| >If the difference between $99 and $25 is make-or-break, you're probably trying to publish a hobby/low quality app anyways. Or maybe you live in a situation where $74 USD is a meaningful barrier to accessing a market. >The only people who like webapps and their encroachment on good, native apps are webapp developers because it allows them to use their skillset to build something they don't know how to build. You're excluding people and organizations who want to maintain a single codebase. >I've never met a developer who complained about needing a Mac to develop for iOS that has put forth an even halfway decent iOS app. My takeaway from this is that you've not met a lot of developers outside the U.S. or who have ethical concerns about mandatory hardware / software purchases as prerequisite to market access. |
So they could afford a Mac and internet access, but they couldn't afford the extra $74?

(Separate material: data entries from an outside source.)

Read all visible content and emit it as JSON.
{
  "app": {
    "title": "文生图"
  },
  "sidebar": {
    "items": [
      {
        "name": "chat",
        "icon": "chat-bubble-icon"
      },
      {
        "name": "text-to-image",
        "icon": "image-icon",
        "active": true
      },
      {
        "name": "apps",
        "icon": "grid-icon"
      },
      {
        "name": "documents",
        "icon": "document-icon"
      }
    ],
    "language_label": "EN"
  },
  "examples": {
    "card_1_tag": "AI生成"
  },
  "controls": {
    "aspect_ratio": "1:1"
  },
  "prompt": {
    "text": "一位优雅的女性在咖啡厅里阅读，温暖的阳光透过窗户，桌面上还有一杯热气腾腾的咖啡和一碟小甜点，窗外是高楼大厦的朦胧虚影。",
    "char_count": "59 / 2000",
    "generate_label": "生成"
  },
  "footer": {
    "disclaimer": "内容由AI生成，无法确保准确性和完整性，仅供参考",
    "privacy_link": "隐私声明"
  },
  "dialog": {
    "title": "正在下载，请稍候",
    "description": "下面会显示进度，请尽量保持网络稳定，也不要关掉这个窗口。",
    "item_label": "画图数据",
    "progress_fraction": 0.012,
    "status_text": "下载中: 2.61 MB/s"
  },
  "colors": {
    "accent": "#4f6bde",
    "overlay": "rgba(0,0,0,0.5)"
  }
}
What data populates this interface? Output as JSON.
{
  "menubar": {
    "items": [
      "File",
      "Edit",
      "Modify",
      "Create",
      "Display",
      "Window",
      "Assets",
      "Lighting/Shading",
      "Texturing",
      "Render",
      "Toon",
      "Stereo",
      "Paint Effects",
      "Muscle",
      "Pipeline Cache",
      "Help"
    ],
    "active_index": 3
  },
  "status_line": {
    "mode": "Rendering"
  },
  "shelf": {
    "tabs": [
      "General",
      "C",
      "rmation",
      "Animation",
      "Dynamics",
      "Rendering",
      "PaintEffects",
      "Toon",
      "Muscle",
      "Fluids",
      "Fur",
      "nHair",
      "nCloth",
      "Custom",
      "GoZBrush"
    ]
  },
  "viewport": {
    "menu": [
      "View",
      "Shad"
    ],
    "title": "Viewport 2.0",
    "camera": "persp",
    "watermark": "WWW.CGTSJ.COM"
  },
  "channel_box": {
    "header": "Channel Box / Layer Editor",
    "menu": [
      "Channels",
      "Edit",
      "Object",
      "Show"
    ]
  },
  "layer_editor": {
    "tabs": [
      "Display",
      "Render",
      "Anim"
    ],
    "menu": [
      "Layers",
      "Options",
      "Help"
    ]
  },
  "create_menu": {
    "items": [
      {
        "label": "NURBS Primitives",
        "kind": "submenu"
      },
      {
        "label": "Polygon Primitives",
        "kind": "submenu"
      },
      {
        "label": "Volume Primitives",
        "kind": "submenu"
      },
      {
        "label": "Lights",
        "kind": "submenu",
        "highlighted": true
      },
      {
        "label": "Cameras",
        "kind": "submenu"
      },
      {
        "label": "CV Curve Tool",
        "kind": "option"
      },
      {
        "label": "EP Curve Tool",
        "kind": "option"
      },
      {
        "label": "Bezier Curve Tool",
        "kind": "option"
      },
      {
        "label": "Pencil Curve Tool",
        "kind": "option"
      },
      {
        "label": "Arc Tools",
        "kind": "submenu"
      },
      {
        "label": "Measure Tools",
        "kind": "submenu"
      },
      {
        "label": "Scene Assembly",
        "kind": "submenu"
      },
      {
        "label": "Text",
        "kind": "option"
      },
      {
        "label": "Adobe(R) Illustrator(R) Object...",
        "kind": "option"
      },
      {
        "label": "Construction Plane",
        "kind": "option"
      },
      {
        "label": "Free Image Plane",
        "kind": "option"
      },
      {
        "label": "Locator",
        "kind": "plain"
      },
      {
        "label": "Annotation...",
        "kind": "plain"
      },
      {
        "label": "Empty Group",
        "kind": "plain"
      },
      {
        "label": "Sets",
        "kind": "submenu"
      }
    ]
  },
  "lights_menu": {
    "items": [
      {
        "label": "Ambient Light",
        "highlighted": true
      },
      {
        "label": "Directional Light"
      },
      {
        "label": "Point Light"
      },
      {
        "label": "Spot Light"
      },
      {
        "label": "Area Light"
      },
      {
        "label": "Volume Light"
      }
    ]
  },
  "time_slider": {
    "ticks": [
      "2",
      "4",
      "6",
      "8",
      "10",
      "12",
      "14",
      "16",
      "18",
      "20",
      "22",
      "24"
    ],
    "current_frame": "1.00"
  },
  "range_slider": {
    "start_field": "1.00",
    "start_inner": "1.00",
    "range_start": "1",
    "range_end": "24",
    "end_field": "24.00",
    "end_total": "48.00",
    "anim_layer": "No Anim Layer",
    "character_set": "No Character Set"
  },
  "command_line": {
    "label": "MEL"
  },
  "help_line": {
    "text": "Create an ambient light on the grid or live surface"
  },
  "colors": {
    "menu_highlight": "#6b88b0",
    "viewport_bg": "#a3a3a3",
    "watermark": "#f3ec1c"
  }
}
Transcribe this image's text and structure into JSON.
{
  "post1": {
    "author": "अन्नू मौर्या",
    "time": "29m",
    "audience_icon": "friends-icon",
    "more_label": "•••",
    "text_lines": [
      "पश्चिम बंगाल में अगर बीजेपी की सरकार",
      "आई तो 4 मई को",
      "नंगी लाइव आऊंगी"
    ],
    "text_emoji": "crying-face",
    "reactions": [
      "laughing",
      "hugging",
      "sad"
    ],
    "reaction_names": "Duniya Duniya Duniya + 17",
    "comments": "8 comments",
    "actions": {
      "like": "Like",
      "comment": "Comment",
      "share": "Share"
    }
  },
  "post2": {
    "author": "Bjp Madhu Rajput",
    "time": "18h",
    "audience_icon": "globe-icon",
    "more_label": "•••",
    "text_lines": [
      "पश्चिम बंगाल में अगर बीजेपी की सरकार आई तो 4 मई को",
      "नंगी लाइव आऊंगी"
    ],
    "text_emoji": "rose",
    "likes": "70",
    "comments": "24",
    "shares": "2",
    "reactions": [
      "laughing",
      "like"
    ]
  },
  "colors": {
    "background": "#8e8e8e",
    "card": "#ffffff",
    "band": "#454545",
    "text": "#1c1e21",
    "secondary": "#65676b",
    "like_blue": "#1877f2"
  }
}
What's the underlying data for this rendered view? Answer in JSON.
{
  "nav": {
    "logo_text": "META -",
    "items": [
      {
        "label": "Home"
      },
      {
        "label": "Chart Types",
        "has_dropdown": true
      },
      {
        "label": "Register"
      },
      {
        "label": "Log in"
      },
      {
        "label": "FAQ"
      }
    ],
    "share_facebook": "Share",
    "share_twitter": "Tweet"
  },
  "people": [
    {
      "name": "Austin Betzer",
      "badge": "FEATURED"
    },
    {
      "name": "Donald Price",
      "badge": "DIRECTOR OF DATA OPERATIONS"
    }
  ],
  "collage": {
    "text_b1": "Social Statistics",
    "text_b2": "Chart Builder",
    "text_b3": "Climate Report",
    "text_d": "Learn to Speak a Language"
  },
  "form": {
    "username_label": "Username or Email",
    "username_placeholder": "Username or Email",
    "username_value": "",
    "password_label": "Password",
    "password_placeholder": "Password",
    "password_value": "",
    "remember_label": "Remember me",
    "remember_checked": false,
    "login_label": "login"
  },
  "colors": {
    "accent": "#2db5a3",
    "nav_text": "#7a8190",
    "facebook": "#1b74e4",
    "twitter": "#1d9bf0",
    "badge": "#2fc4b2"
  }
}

As far as excluding people and organizations that want to use a single codebase - good. If they didn't want to take the time to customize their apps enough to make it work on my platform of choice, it's not an app I wanted anyway.
My takeaway from this is that you've not met a lot of developers outside the U.S. or who have ethical concerns about mandatory hardware / software purchases as prerequisite to market access.
And the market is at work - they chose not to take the time to make an app optimized for my platform of choice, and I'm not stuck with an app that isn't optimized for my platform of choice.